The paper tackles the problem of comparing the representational power of deep versus shallow neural networks with piecewise linear activations by analyzing the number of linear regions they can produce. It shows that deep models have significantly more linear regions than shallow ones, with asymptotic bounds like Ω(⌊n/n₀⌋^{k-1}n^{n₀}) for deep networks versus O(k^{n₀}n^{n₀}) for shallow ones, indicating superior complexity.
This paper explores the complexity of deep feedforward networks with linear pre-synaptic couplings and rectified linear activations. This is a contribution to the growing body of work contrasting the representational power of deep and shallow network architectures. In particular, we offer a framework for comparing deep and shallow models that belong to the family of piecewise linear functions based on computational geometry. We look at a deep rectifier multi-layer perceptron (MLP) with linear outputs units and compare it with a single layer version of the model.

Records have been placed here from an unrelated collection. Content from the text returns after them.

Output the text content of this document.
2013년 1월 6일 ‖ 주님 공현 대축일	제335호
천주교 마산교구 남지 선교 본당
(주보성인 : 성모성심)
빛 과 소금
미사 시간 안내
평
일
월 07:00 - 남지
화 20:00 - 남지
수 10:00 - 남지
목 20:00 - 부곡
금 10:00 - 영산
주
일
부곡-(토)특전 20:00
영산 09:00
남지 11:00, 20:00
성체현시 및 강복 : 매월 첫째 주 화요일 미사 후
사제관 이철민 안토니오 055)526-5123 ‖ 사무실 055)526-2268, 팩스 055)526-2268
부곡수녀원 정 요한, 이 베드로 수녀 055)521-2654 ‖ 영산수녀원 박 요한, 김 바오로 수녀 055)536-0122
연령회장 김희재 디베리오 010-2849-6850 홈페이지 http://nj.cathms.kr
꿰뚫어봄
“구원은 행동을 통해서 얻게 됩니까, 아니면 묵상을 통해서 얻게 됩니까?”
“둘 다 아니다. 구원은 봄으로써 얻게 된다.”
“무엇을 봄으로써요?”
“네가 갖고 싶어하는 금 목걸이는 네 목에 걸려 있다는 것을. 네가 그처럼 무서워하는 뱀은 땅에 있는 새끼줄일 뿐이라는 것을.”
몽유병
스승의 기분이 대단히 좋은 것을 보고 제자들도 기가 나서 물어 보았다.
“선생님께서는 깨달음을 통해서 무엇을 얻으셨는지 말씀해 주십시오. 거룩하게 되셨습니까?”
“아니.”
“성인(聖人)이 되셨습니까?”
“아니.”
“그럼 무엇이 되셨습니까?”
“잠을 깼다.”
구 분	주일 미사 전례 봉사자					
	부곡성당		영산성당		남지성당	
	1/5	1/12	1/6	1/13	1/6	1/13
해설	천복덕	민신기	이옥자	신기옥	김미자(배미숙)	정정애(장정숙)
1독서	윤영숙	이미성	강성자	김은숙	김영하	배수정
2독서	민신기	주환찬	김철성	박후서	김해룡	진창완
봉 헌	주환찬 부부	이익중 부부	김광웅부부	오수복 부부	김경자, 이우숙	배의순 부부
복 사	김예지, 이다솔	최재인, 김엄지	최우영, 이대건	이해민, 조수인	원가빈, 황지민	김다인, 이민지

In the asymptotic regime, when the number of inputs stays constant, if the shallow model has $kn$ hidden units and $n_0$ inputs, then the number of linear regions is $O(k^{n_0}n^{n_0})$. For a $k$ layer model with $n$ hidden units on each layer it is $Ω(\left\lfloor {n}/{n_0}\right\rfloor^{k-1}n^{n_0})$. The number $\left\lfloor{n}/{n_0}\right\rfloor^{k-1}$ grows faster than $k^{n_0}$ when $n$ tends to infinity or when $k$ tends to infinity and $n \geq 2n_0$. Additionally, even when $k$ is small, if we restrict $n$ to be $2n_0$, we can show that a deep model has considerably more linear regions that a shallow one. We consider this as a first step towards understanding the complexity of these models and specifically towards providing suitable mathematical tools for future analysis.